Any position resting upon an alleged lack of malice on the part of democratic governments is badly out of whack with reality.

I am reposting this comment with a little elaboration in order to further express a paradox involved with the endeavor of understanding.

An important lesson in philosophy is learning how one never has to elaborate. Indeed, as Socrates never did, one doesn't have to argue from the vantage point of a platform. Instead, one can forever discuss a topic while being neither here nor there in their determinations choosing to reduce terms as Socrates always did towards an greater truth. However, if one feels they must elaborate, it would be better for them to do so by way of explaining why they chose to reduce in the way that they did.

In order to have given him a grade or to have evaluated his IQ regarding what he knew concerning knowledge, Socrates would have had to elaborated from the vantage point of a platform. But he always tended to avoid doing that. Plato is the one who squeezed out Socrates's theories and expressed them for him. One such theory of Socrates was one which he referred to as the "theory of recollection."

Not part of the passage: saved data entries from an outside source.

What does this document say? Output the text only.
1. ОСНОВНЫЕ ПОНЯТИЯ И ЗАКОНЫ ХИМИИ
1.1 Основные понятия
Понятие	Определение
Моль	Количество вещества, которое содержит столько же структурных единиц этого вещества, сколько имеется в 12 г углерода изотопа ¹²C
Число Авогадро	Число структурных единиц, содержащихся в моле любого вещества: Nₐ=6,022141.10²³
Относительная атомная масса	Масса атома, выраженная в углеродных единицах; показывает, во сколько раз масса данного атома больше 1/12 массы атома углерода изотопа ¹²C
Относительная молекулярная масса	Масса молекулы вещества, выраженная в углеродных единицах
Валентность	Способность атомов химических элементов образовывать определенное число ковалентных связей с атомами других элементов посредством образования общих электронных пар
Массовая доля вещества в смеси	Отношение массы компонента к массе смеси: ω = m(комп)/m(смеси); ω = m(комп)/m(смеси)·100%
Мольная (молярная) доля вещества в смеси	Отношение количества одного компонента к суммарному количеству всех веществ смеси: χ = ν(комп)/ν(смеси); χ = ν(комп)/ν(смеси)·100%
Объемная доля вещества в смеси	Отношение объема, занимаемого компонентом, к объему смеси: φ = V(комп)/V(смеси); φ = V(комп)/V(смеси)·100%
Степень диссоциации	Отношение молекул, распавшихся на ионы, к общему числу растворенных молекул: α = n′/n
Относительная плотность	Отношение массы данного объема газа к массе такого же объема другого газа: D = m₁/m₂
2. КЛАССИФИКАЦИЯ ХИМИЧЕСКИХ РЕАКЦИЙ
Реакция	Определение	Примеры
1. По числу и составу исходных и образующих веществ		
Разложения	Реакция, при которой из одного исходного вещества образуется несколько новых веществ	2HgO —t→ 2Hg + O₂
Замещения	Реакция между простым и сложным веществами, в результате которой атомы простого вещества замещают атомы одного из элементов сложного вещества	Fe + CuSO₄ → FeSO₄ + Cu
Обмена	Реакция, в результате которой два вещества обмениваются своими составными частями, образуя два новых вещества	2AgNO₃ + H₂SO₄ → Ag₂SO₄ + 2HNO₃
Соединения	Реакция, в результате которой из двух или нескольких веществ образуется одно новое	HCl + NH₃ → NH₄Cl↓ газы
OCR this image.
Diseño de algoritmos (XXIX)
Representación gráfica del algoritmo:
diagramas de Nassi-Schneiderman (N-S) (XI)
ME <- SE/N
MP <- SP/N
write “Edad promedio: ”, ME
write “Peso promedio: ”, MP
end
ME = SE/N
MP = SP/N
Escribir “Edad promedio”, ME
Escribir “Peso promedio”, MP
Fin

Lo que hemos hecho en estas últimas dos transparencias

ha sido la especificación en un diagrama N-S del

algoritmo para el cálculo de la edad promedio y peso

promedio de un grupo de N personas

The point I am making here is a paradox. Indeed, people don't have to elaborate to learn. People can instead narrow down towards a greater definition. This is why lots of people we think are intelligent are only pretending to be. It only looked like Walter Cronkite had read every book in the world. In actuality, of those he truly read, how much of the information did he comprehend correctly? As Descartes proclaimed being quite astonished when his peers were complementing him on his works, in the end, none of them understood the analysis of his conclusions.